Sunstein Insights

Back to All Publications

Exploitation of Publicly Available Website Data May be Unstoppable

November 1, 2019

Sunstein | Winning IP View more articles

Data scraping is a technique by which automated tools are used to extract data from a website and format the data for analysis. Many companies mine website users’ publicly accessible data in order to tailor products and services to their perceived interests. This is particularly common with social network sites, where users may share their work histories, interests, backgrounds, and connections with other users.

There are some defenses to data scraping. First, users can often utilize a website’s settings to specify which personal data is for public access and which is for private access only by their connections.

Second, websites often provide terms and conditions that prohibit or limit data scraping, and may use tools that detect and block suspicious scraping activities.

Websites seeking to stop data scraping often invoke the Computer Fraud and Abuse Act, which, according to some courts, makes it a crime to obtain, without proper authority, information from a computer that is connected to the internet.

In hiQ Labs, Inc, v. LinkedIn Corporation, the Ninth Circuit recently considered whether California law and the CFAA allow a website to block access to its users’ public data. Data analytics company hiQ sought injunctive relief to stop LinkedIn from blocking its scraping of Linkedin users’ public data. Neither California law nor the CFAA, it argued, supported the measures that Linkedin took to block hiQ’s access to the public portion of the Linkedin website.

A federal judge in San Francisco had granted hiQ a preliminary injunction to halt these practices. The Ninth Circuit affirmed. The appellate court found that hiQ met all the prerequisites for a preliminary injunction.

First, the company would likely suffer irreparable harm since it had no viable way to remain in business without using LinkedIn’s public data.

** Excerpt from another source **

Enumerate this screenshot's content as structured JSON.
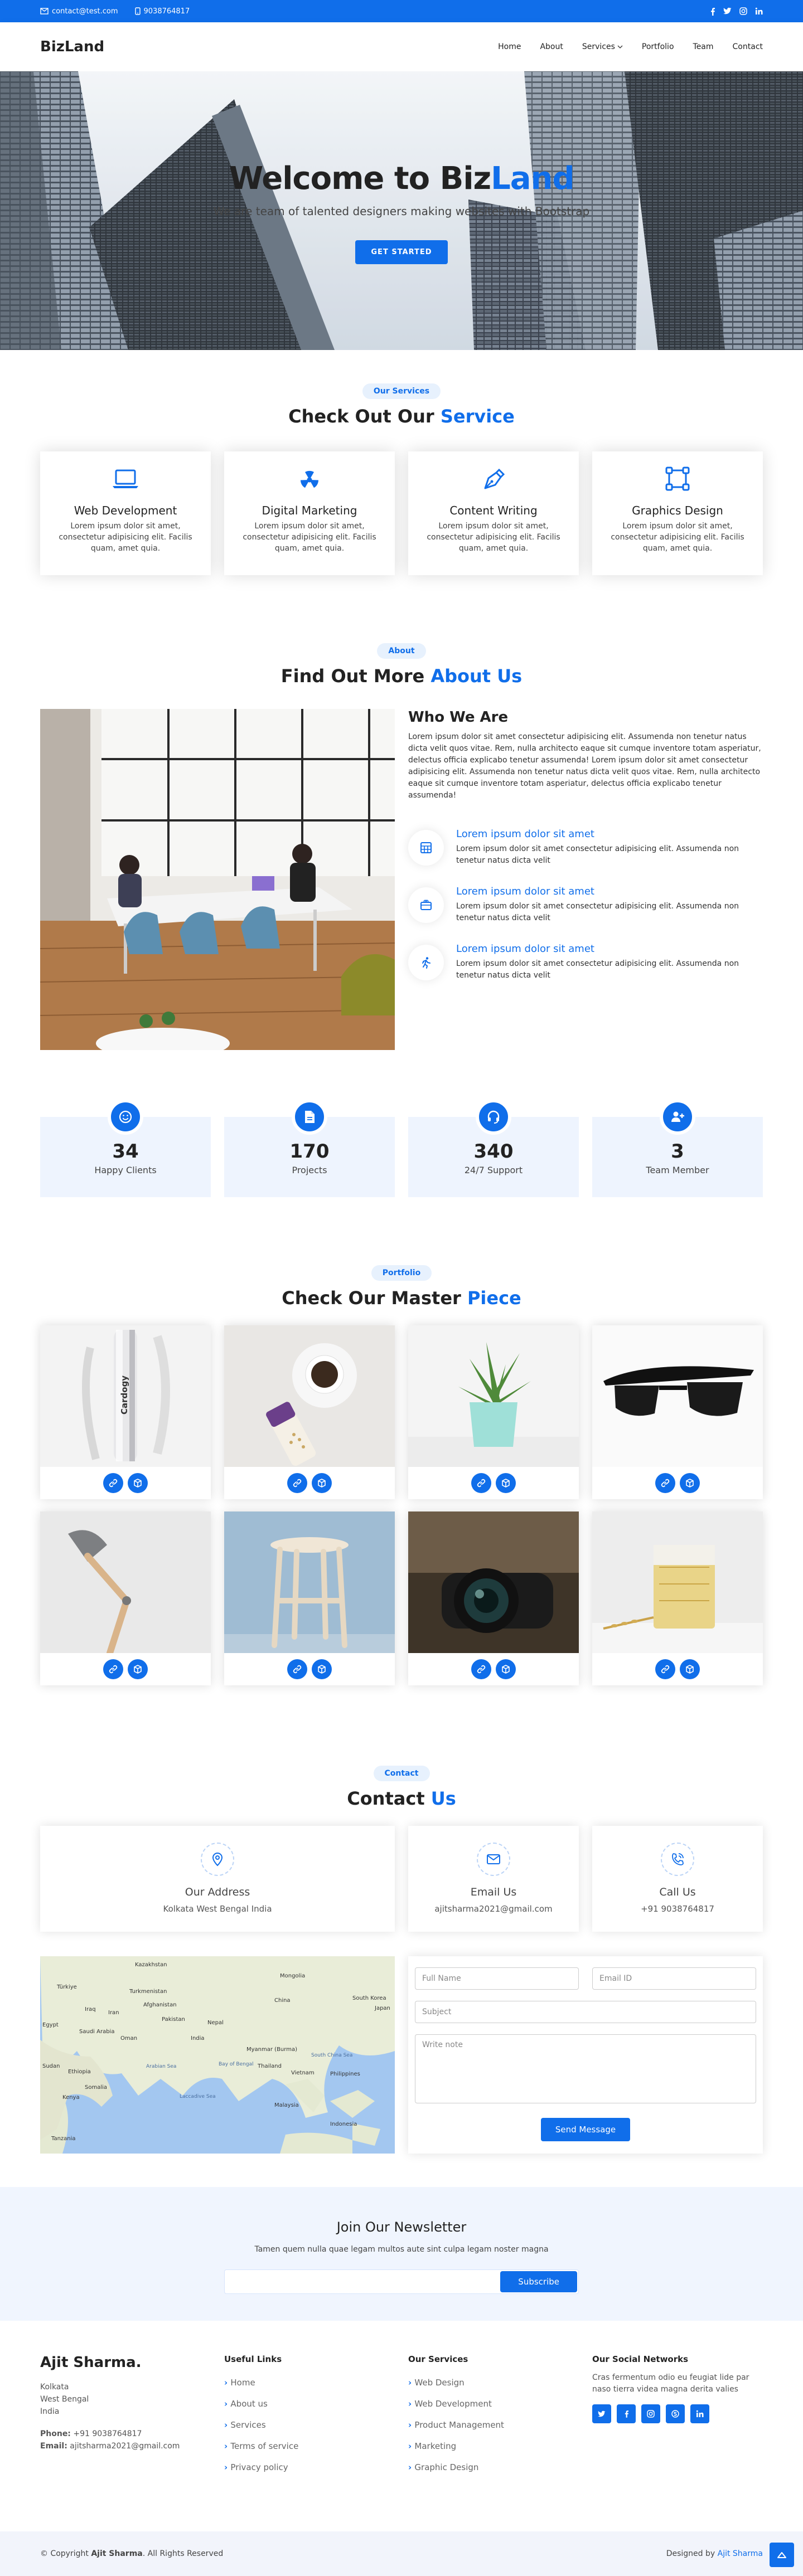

Second, the court decided that hiQ’s interest in continuing its business far outweighs the privacy interest that LinkedIn users retained in their publicly accessible data.

As for the third and most important factor, the court found that hiQ was likely to succeed on the merits of its claim of intentional tortious interference under California law: hiQ had contracts with third-parties for its product, LinkedIn knew of the contracts, LinkedIn’s intentional acts to block hiQ’s scraping access were designed to induce disruption of the contracts, and actual disruption occurred which caused harm to hiQ.

The appeals court rejected LinkedIn’s defense that it had a legitimate business purpose in protecting its users’ data. The privacy expectations of LinkedIn’s customers in such data, said the court, were “uncertain at best” because the data was on their public profiles, available for viewing by anyone with a web browser.

The Ninth Circuit also held that no authorization is needed under the CFAA to view information that is publicly accessible on a website.

The court contrasted the hiQ facts to those in two Ninth Circuit precedents. United States v. Nosal II (2016) held that a former employee who used a current employee’s login credentials to access the company’s computers acted “without authorization” under the CFAA. And Facebook, Inc. v. Power Ventures, Inc. (2016) held that a website that circumvented barriers to gain access to password-protected Facebook members’ data had acted “without authorization” under the CFAA.

The panel in hiQ inferred from these cases that no authorization is needed where data is not password-protected.

Other circuits, the court acknowledged, have interpreted the CFAA more broadly with respect to authorization. The First Circuit, in EF Cultural Travel BV v. Explorica, Inc. (2001), held that violations of confidentiality agreements or other contractual restraints could give rise to unauthorized access under the CFAA. The Eleventh Circuit, in United States v. Rodriguez (2010), held that violations of a policy governing the use of databases exceeded authorized access under the CFAA.

The lesson that the Ninth Circuit drew from these cases is that the CFAA is an “anti-intrusion” statute – one meant to criminalize the digital equivalent of breaking and entering – rather than a contract-based statute, which could criminalize a violation of a website’s terms of service.

The court also determined that the public interest—the fourth preliminary injunction factor-- favored hiQ. Linkedin is not entitled to free rein to decide who can collect and use data that it does not own, that is otherwise publicly available, and that Linkedin itself collects and uses. To do so, the court reasoned, risks the creation of information monopolies that would disserve the public interest.

In view of the hiQ decision, website owners should reconsider their policies governing automated access of their users’ data by third parties. User agreements, which provide the terms and conditions for such access, may have no legal effect to limit access to publicly shared data. Barriers to such publicly shared data may violate the rights of third-party companies.

Website owners may want to evaluate the types of publicly shared user data their sites elicit and consider whether authorization requirements, such as username and password, should be mandated for some or all of this data.

Further, companies using automated tools to access website data should be aware that not all jurisdictions share the Ninth Circuit’s narrow interpretation of the CFAA. Violating the terms and conditions in websites’ user agreements may have legal ramifications under that statute.

Finally, website users should be mindful that analytics companies are collecting and using personal data from their public profiles. Such access may not benefit from protections under federal privacy laws. If they see such use of personal data as undesirable, website users should set appropriate privacy settings to limit access only to their accepted connections.